Telemachus offered these services without questioning his guest’s background and identity. In addition, Telemachus sincerity portrays him as a trustworthy and excellent host, despite having little left to offer from Penelope’s suitors. This contributed to the success of Odysseus fate, which was determined by the Gods that he would return home safely to be with his family. “The tale was that your father had come home, therefore I came. I see the gods delay him but never in this world is Odysseus dead – only detained somewhere on the wide sea (1: 238-239).”
Furthermore, if Telemachus had failed to honor and acknowledge Athena disguised as the mortal Mendes, then she would not offer to guide Telemachus in bringing his father home, as well as, give him the knowledge and assertiveness needed to fulfill the fate of Odysseus. In fact, the legend of The Odyssey would never be known today, considering Odysseus would not make it home without the guidance and protection of Athena, together with the support of Telemachus.

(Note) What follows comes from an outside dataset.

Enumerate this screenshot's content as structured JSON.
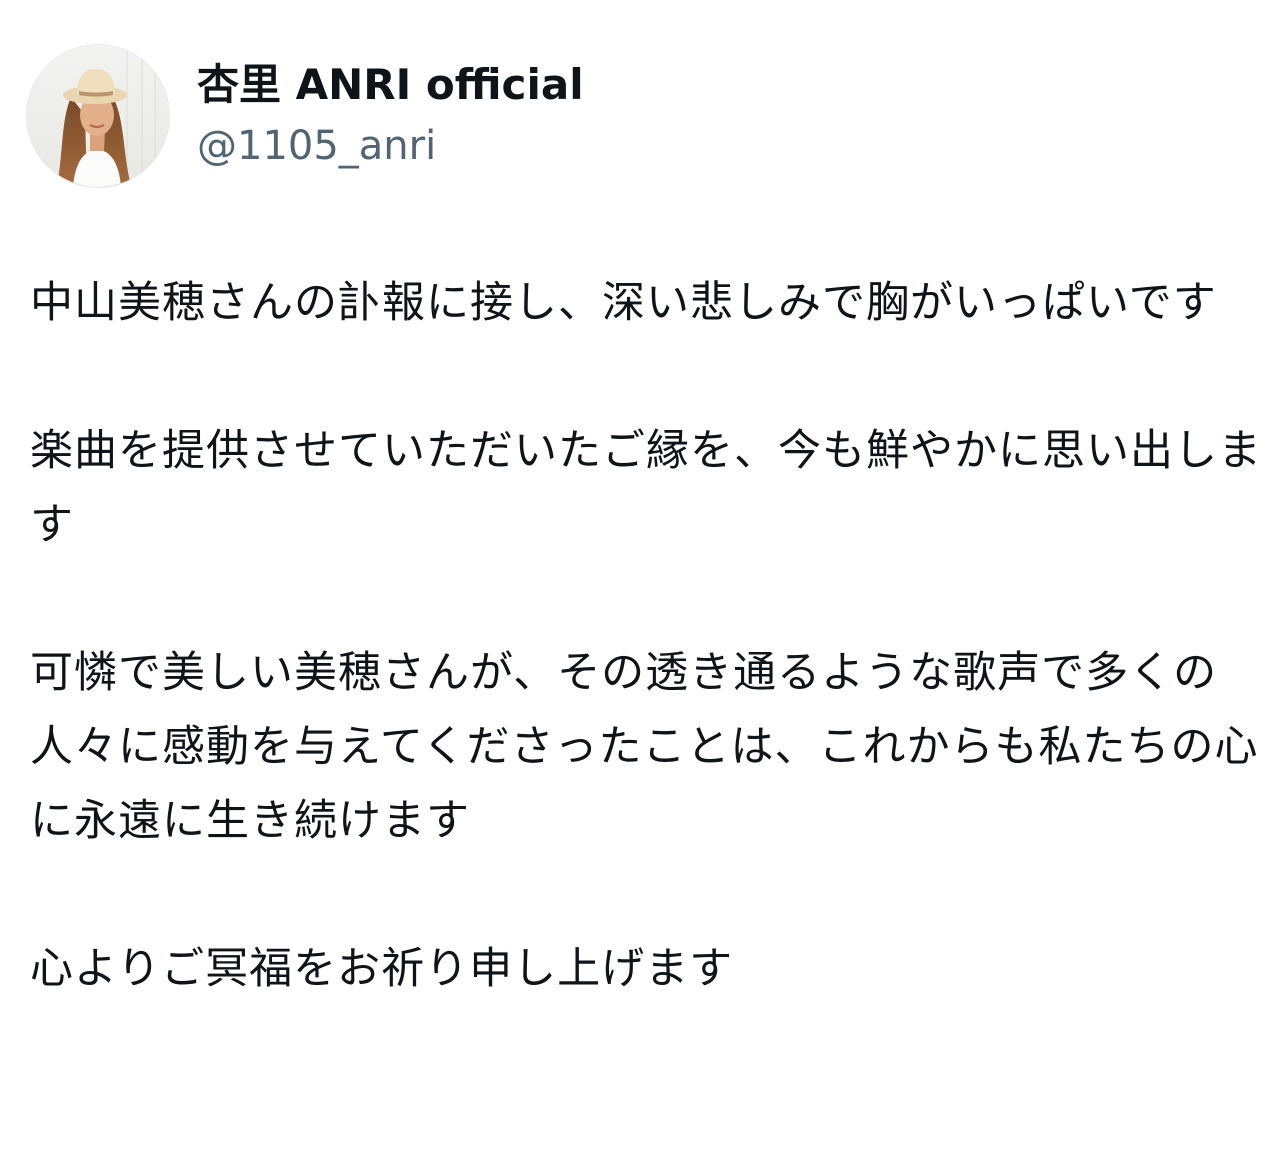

Similarly, Sundiata’s fate was already predicted before he was born and it was told that he would be one of the great rulers of Mali. Hospitality also plays a major role in his path towards founding the empire. For instance, when Sundiata and his family were exiled, they searched for places to stay but when they visited Mema, the King’s sister welcomed them lavishly. “A great escort was sent to meet the travelers and a proper reception was held before Mema (Niane 36).” In addition, “The whole Mema was at the city gate and you would have thought it was the King’s homecoming (Niane 36).” This depicts hospitality at its peak. Moreover, because Sundiata’s family was welcomed into the palace, he was given the opportunity to meet the King who was a great warrior and admired strength. Hence, the king trained and taught Sundiata to fight in an army and enhanced his intelligence, which in turn helped towards achieving his destiny – ruling the Mali Empire. Had Sundiata not been welcomed into the palace, he would not have gained the wisdom to fight in an army and acquired the principles of a king, which once again, paved the way to making his fate an actual reality.

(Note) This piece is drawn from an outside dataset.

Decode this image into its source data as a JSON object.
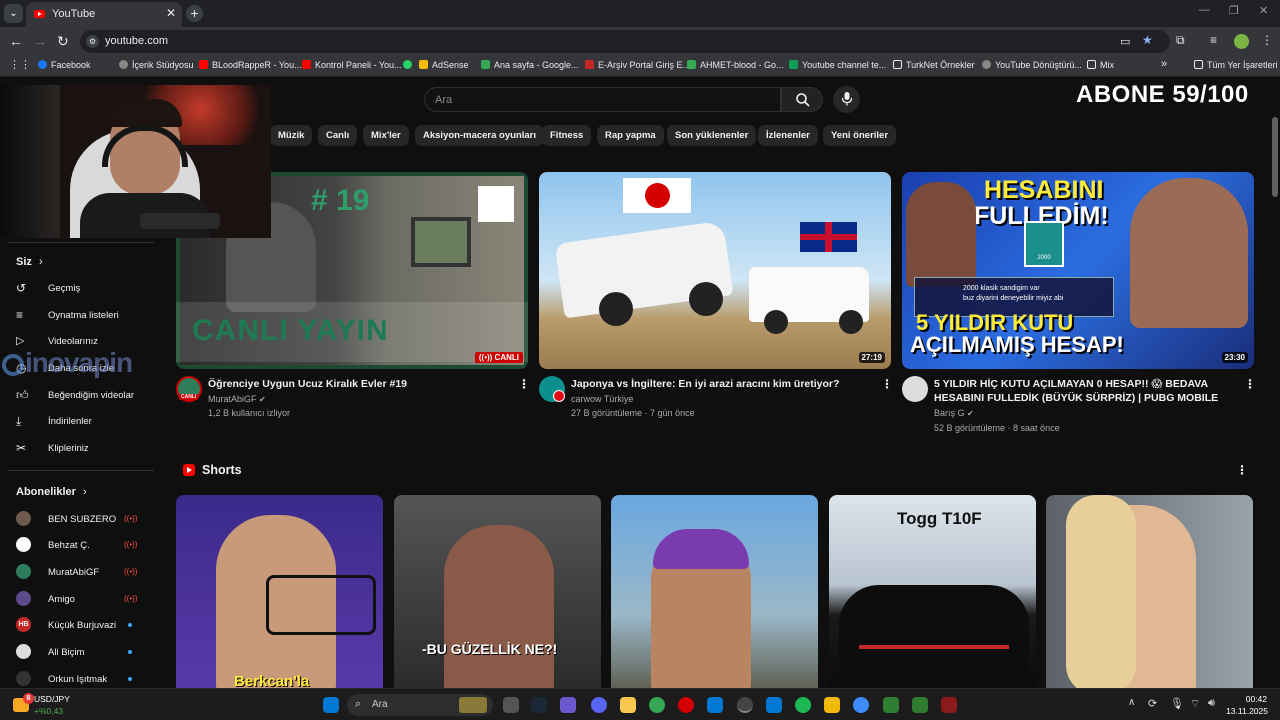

Although hospitality was a vital custom in older transitions, they also varied and were carried out differently. Sundiata escaped death at the hands of his host, Mansa Konkon and the guest-host relationship was changed. However, Sundiata did not show any hatred or anger towards his host. Rather, he responded in a kind and intelligent way to show the king that he is above all the deception. “No king, do not accuse anybody (Niane 30), Sundiata also said, “It is nearly up to three months I have been living with you and you have never up to now suggested a game of word (Niane 30-31).”

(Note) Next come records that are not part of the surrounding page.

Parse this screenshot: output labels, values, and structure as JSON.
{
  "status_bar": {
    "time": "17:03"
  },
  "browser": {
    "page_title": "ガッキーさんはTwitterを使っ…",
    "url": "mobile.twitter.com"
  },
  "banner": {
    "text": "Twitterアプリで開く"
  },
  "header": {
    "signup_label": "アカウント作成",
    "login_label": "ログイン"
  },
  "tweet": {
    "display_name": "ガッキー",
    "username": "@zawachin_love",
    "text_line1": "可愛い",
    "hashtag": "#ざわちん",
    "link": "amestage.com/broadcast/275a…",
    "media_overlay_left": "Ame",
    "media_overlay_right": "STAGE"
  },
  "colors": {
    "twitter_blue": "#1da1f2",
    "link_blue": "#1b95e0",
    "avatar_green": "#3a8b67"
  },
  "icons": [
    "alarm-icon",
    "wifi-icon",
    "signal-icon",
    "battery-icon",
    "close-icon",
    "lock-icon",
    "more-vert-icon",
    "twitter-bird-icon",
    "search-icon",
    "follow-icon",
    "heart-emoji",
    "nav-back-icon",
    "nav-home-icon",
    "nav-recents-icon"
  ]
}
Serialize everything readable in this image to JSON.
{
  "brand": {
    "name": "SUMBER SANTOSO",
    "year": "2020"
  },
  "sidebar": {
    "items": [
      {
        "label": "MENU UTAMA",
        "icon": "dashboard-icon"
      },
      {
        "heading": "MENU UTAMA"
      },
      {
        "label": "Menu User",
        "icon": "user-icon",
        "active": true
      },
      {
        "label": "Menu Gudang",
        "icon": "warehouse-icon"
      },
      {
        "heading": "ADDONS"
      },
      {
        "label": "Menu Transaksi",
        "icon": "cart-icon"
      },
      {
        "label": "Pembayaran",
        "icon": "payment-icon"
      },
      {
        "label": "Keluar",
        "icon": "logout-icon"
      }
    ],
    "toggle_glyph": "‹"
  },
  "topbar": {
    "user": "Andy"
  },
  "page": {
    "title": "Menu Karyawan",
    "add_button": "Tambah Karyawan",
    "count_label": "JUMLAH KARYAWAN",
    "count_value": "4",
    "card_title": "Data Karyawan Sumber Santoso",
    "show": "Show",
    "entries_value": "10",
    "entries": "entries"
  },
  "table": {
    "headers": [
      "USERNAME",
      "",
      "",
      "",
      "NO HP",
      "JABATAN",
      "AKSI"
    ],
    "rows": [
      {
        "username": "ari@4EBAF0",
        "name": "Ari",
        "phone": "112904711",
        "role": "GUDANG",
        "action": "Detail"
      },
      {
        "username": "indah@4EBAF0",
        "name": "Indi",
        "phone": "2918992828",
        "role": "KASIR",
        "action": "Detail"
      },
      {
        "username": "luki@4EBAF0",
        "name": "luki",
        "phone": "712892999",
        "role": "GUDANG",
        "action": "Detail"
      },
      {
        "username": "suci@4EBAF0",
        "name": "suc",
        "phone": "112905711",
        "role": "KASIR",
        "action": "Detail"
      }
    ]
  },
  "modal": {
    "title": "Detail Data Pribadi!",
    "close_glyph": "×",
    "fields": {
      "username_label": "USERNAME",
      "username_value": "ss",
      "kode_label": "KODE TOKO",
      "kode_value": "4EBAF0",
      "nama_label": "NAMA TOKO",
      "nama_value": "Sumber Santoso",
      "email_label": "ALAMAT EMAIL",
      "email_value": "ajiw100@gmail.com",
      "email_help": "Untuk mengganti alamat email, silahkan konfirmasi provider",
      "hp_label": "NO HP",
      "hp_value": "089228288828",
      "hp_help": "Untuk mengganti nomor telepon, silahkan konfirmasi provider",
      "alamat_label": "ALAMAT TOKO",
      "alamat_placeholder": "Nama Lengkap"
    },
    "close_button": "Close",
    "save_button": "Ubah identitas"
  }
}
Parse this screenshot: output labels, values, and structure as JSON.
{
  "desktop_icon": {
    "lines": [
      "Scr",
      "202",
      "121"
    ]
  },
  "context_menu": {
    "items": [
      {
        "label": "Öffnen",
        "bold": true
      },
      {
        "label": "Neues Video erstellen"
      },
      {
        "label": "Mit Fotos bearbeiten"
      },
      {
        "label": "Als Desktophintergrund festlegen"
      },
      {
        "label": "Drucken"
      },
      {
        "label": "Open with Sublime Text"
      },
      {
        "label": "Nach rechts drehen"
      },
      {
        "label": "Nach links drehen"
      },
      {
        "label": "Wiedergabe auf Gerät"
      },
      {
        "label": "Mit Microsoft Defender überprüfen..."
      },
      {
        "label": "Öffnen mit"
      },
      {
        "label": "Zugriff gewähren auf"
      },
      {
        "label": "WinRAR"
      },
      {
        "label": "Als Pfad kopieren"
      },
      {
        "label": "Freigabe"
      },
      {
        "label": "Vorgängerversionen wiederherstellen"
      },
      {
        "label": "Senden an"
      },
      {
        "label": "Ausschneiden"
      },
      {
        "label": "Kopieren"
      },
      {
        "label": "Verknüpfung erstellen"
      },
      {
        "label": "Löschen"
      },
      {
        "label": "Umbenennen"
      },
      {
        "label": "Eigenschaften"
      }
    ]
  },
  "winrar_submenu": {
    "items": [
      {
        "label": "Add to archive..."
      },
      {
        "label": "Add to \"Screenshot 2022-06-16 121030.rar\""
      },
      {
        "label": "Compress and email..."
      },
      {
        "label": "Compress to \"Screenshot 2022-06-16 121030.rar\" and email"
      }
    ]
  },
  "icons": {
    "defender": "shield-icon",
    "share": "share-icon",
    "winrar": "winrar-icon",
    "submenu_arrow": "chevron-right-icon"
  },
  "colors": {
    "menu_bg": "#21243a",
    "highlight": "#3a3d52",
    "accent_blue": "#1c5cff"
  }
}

Whereas, in the Odyssey, the suitors were being a nuisance to Telemachus and Penelope, which led to them both showing their anger towards each other. To demonstrate, it was mentioned, “Go feasting elsewhere, consume your own stores. Turn and turn about, use one another’s house (2: 424-426).” Sundiata showed respect towards his host despite all the threats, anger and plan to end his life, whereas Telemachus vented his anger towards the suitors as they did to him. Though different, the events in both these books eventually influenced the fate of both characters in the long run.